Vous pensez que la maman a dit à sa fille de raconter ça pour vous faire du tort ? Vous pensez qu’à 10 ans une petite fille est capable d’aller devant un enquêteur pour raconter ce genre de choses ? Et c’est très détaillé”, a retorqué le président du tribunal.

Invitée à témoigner à la barre, la petite victime n’a pas tremblé : “C’est faux ce qu’il a dit. Ça s’est vraiment passé”. “J’ai toujours peur aujourd’hui quand je passe devant chez lui”, a-t-elle ajouté.

Pour appuyer l’accusation : les conclusions de l’expert psychologue qui s’est entretenu avec la fillette. Elles font état de “traumatismes de nature sexuelle”.

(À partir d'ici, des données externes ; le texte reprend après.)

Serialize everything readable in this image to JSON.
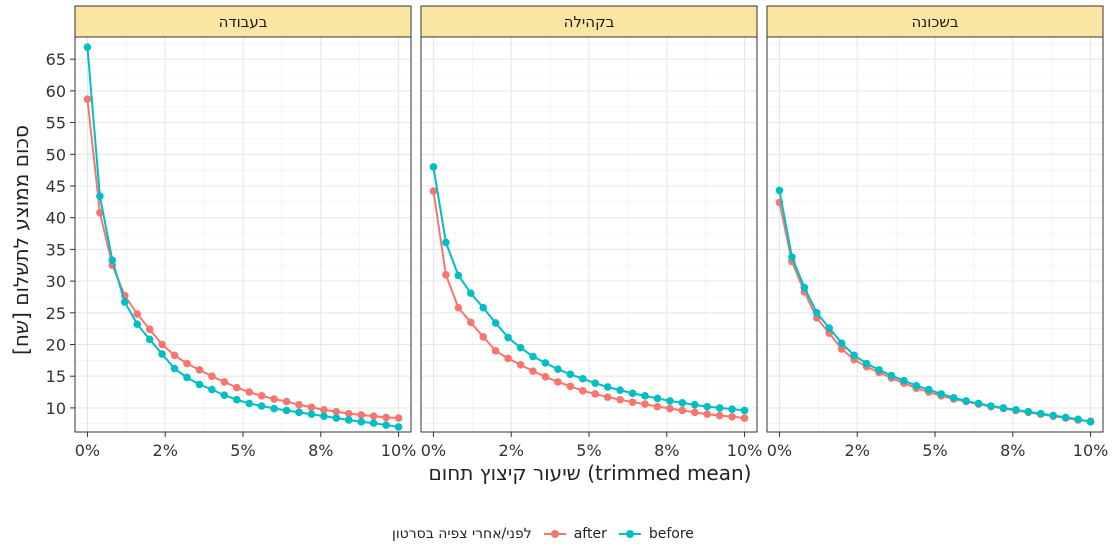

Peu de doutes, donc, pour la procureure, quant à la véracité des accusations : “Il n’y a pas de preuve. C’est ce qui rend ce dossier difficile. Mais ma conviction est qu’il est coupable et qu’il ne veut pas reconnaitre les faits”.

Un avis partagé par les magistrats du tribunal. Le quinquagénaire a été condamné à 2 années de prison avec sursis et à une obligation de soins psychologiques. Son nom sera inscrit au fichier des agresseurs sexuels.

Le tribunal lui a également fait interdiction d’entrer en contact avec sa nièce à laquelle il devra verser 800 000 francs de dommages et intérêts.